Remember what I said about how I value sincerity?  Here’s another case.  You can love it or hate it, but you can’t argue that this movie doesn’t feel like a letter straight from the heart of its maker.

Paul Thomas Anderson is the poet laureate of the San Fernando Valley.  I’m sure someone has said those exact words at some point in the past, but that would only go to show how true a statement it is.

Having spent plenty of time in all corners of the Valley over the past ten years myself, I can tell you that no movies capture the feel of that very specific landscape as exactly as do the movies of PTA.  Besides porno movies, which, naturally, PTA covered in his breakthrough, Boogie Nights.  PTA next covered the spectrum of Valley dwellers in Magnolia, and Punch-Drunk Love is the logical extension of PTA’s Valley-centered observations.  There’s a very specific loneliness and distancing to that corner of the world, at least as I experienced it – Los Angeles as a whole absolutely has that distancing effect, but most other parts of LA put up a much friendlier front.  Not for nothing, but the Valley is separated even from the rest of LA, so it’s got its own unique feel.

And that’s the feel I get from Punch-Drunk Love, which has rhythms and plot developments that to me have more in common with songwriting than traditional screenwriting. Punch-Drunk Love, like every other Paul Thomas Anderson movie, works on me more like a song than a movie.  It conjures a mood, and makes me hum along.  And it’s more evidence that PTA knows how to use actors perfectly – who else could take Adam Sandler, bar none the most popular American movie star of the decade (only Will Smith comes close), and get such weird magic out of him?

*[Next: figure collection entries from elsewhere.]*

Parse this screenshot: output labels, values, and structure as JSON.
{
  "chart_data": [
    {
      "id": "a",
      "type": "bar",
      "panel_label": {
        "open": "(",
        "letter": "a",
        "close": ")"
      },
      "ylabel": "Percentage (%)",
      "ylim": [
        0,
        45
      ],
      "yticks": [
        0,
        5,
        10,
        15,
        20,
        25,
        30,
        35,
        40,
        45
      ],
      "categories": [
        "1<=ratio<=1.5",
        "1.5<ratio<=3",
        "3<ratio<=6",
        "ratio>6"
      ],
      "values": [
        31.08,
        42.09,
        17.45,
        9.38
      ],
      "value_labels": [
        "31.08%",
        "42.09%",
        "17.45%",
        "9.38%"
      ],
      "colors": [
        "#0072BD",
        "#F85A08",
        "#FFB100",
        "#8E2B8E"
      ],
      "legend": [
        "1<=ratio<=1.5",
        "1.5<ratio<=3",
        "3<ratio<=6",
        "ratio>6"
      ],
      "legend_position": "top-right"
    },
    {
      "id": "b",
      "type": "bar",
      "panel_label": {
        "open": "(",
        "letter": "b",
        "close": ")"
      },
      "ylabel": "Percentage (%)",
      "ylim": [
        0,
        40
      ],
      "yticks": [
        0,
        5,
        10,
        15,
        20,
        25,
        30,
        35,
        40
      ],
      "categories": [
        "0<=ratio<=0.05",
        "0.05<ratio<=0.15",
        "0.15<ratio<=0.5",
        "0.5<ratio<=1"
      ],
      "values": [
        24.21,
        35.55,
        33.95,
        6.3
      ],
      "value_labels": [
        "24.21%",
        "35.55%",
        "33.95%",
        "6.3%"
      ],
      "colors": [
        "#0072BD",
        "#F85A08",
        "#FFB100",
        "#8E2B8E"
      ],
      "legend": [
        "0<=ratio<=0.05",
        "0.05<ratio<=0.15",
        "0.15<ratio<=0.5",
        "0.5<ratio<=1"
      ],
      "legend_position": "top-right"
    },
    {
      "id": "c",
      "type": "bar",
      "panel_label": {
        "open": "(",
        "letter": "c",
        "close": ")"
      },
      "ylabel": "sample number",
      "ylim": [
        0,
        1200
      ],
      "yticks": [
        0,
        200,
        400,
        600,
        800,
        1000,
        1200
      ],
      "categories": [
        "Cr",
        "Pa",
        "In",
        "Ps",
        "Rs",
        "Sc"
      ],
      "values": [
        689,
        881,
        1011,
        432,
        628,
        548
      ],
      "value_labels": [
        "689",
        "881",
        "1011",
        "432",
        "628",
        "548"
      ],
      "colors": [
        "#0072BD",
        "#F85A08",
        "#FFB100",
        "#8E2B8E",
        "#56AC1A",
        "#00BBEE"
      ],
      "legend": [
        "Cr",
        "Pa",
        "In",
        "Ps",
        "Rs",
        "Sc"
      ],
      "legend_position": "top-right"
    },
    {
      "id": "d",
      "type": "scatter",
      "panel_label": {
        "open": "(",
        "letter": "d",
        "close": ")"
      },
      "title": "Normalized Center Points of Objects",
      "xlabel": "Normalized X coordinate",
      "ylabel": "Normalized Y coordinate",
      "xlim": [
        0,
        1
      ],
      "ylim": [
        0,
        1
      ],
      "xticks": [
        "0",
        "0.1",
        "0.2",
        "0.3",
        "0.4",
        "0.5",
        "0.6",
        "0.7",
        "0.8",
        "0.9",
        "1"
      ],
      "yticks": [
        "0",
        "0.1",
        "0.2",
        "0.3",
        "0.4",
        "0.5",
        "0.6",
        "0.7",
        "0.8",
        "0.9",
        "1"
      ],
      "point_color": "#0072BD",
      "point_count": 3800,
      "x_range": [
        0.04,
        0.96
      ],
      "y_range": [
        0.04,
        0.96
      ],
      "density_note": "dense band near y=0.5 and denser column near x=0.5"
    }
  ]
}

I’m a Sandler fan, personally, but it’s a rare thing to see him in a movie that can be remotely be considered “good.” And I never saw him be this interesting, complicated, and vulnerable on screen, at least until his pal Judd Apatow got a hold of him again, briefly.  Funny People has the other great Sandler performance of the decade, but only Punch-Drunk Love has the Mattress Man.